OK, so no one is going to confuse a Saturday afternoon at Nebraska with Lehigh, but the Huskers' choice of stability and security versus revenue and prestige does mirror what the Patriot League presidents must evaluate. The PL was built on Derek Bok and John Brooks' shared vision of amateur competition among elite colleges, without the pressure and presumed professionalism of "big time" football. The model has been somewhat marginalized in recent years by the erosion of interest in non-scholarship football in the East, the move by the Ivy League to offer more grant money than what is offered in the PL, and the perception that non-scholarship schools are being left behind in recruiting and on-field performance. The days of multiple playoff bids and a PL team in the I-AA championship game seem more distant than ever.

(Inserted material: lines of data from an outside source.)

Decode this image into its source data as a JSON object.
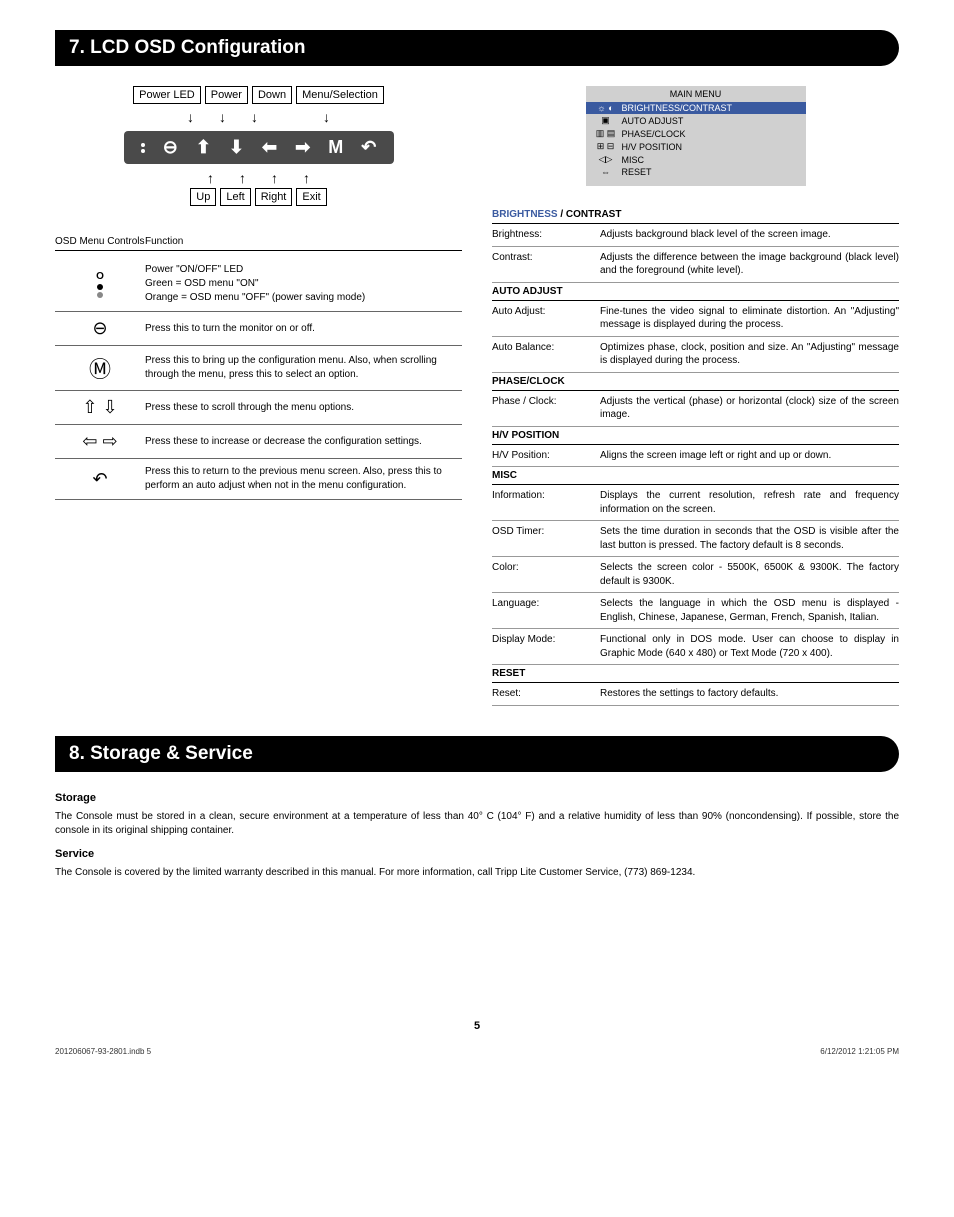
{
  "section7": {
    "title": "7. LCD OSD Configuration",
    "diagram": {
      "top_labels": [
        "Power LED",
        "Power",
        "Down",
        "Menu/Selection"
      ],
      "bottom_labels": [
        "Up",
        "Left",
        "Right",
        "Exit"
      ]
    },
    "osd_preview": {
      "title": "MAIN MENU",
      "items": [
        {
          "label": "BRIGHTNESS/CONTRAST",
          "selected": true
        },
        {
          "label": "AUTO ADJUST",
          "selected": false
        },
        {
          "label": "PHASE/CLOCK",
          "selected": false
        },
        {
          "label": "H/V POSITION",
          "selected": false
        },
        {
          "label": "MISC",
          "selected": false
        },
        {
          "label": "RESET",
          "selected": false
        }
      ]
    },
    "controls_table": {
      "head1": "OSD Menu Controls",
      "head2": "Function",
      "rows": [
        {
          "func": "Power \"ON/OFF\" LED\nGreen = OSD menu \"ON\"\nOrange = OSD menu \"OFF\" (power saving mode)"
        },
        {
          "func": "Press this to turn the monitor on or off."
        },
        {
          "func": "Press this to bring up the configuration menu. Also, when scrolling through the menu, press this to select an option."
        },
        {
          "func": "Press these to scroll through the menu options."
        },
        {
          "func": "Press these to increase or decrease the configuration settings."
        },
        {
          "func": "Press this to return to the previous menu screen. Also, press this to perform an auto adjust when not in the menu configuration."
        }
      ]
    },
    "settings": {
      "groups": [
        {
          "head_html": true,
          "head_b": "BRIGHTNESS",
          "head_sep": " / ",
          "head_r": "CONTRAST",
          "rows": [
            {
              "k": "Brightness:",
              "v": "Adjusts background black level of the screen image."
            },
            {
              "k": "Contrast:",
              "v": "Adjusts the difference between the image background (black level) and the foreground (white level)."
            }
          ]
        },
        {
          "head": "AUTO ADJUST",
          "rows": [
            {
              "k": "Auto Adjust:",
              "v": "Fine-tunes the video signal to eliminate distortion. An \"Adjusting\" message is displayed during the process."
            },
            {
              "k": "Auto Balance:",
              "v": "Optimizes phase, clock, position and size. An \"Adjusting\" message is displayed during the process."
            }
          ]
        },
        {
          "head": "PHASE/CLOCK",
          "rows": [
            {
              "k": "Phase / Clock:",
              "v": "Adjusts the vertical (phase) or horizontal (clock) size of the screen image."
            }
          ]
        },
        {
          "head": "H/V POSITION",
          "rows": [
            {
              "k": "H/V Position:",
              "v": "Aligns the screen image left or right and up or down."
            }
          ]
        },
        {
          "head": "MISC",
          "rows": [
            {
              "k": "Information:",
              "v": "Displays the current resolution, refresh rate and frequency information on the screen."
            },
            {
              "k": "OSD Timer:",
              "v": "Sets the time duration in seconds that the OSD is visible after the last button is pressed. The factory default is 8 seconds."
            },
            {
              "k": "Color:",
              "v": "Selects the screen color - 5500K, 6500K & 9300K. The factory default is 9300K."
            },
            {
              "k": "Language:",
              "v": "Selects the language in which the OSD menu is displayed - English, Chinese, Japanese, German, French, Spanish, Italian."
            },
            {
              "k": "Display Mode:",
              "v": "Functional only in DOS mode. User can choose to display in Graphic Mode (640 x 480) or Text Mode (720 x 400)."
            }
          ]
        },
        {
          "head": "RESET",
          "rows": [
            {
              "k": "Reset:",
              "v": "Restores the settings to factory defaults."
            }
          ]
        }
      ]
    }
  },
  "section8": {
    "title": "8. Storage & Service",
    "storage_h": "Storage",
    "storage_p": "The Console must be stored in a clean, secure environment at a temperature of less than 40° C (104° F) and a relative humidity of less than 90% (noncondensing). If possible, store the console in its original shipping container.",
    "service_h": "Service",
    "service_p": "The Console is covered by the limited warranty described in this manual. For more information, call Tripp Lite Customer Service, (773) 869-1234."
  },
  "page_num": "5",
  "footer_left": "201206067-93-2801.indb   5",
  "footer_right": "6/12/2012   1:21:05 PM",
  "colors": {
    "accent": "#3a5aa0",
    "panel_bg": "#4a4a4a",
    "osd_bg": "#d0d0d0"
  }
}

Such temptations come at a price, however, and not only philosophically--the cost of maintaining 57-63 athletic scholarships in football in the Title IX era is not inconsequential. Fordham is able to do it because its football financial aid money was accounted for in the athletic budget, not as general aid received by any eligible student. The transition might be far less palatable to schools which have built its program from general aid and not athletic aid.

Left unsaid for now is where Georgetown fits into all this--frankly, it doesn't. The Hoyas are such an outlier in this discussion, but the results of whatever the league decides will likely have a transformative effect on where we see Georegetown foottball going forward. I'll save the arguments pro and con for another column, but consider this sobering fact of the Kelly era: Georgetown is 1-23 against PL schools, and these are schools without football scholarships. If four, five or six of these PL schools quickly ramped up to 55-60 scholarships, how would the Hoyas fare?

Assuming the PL hasn't reached a resolution this week, and notthing suggests they have, a decision is promised by the end of this year. There are two doors awaiting the league, and these school presidents know that the decision made affect the long term structure and stability of the entire league itself, not just football. Much like the Big XII, it must stand together, lest it hang separately. Fordham has made its choice, but a number of other schools will look to Lehigh to choose which door to collectively pass through.

So will it be the lady, or the tiger?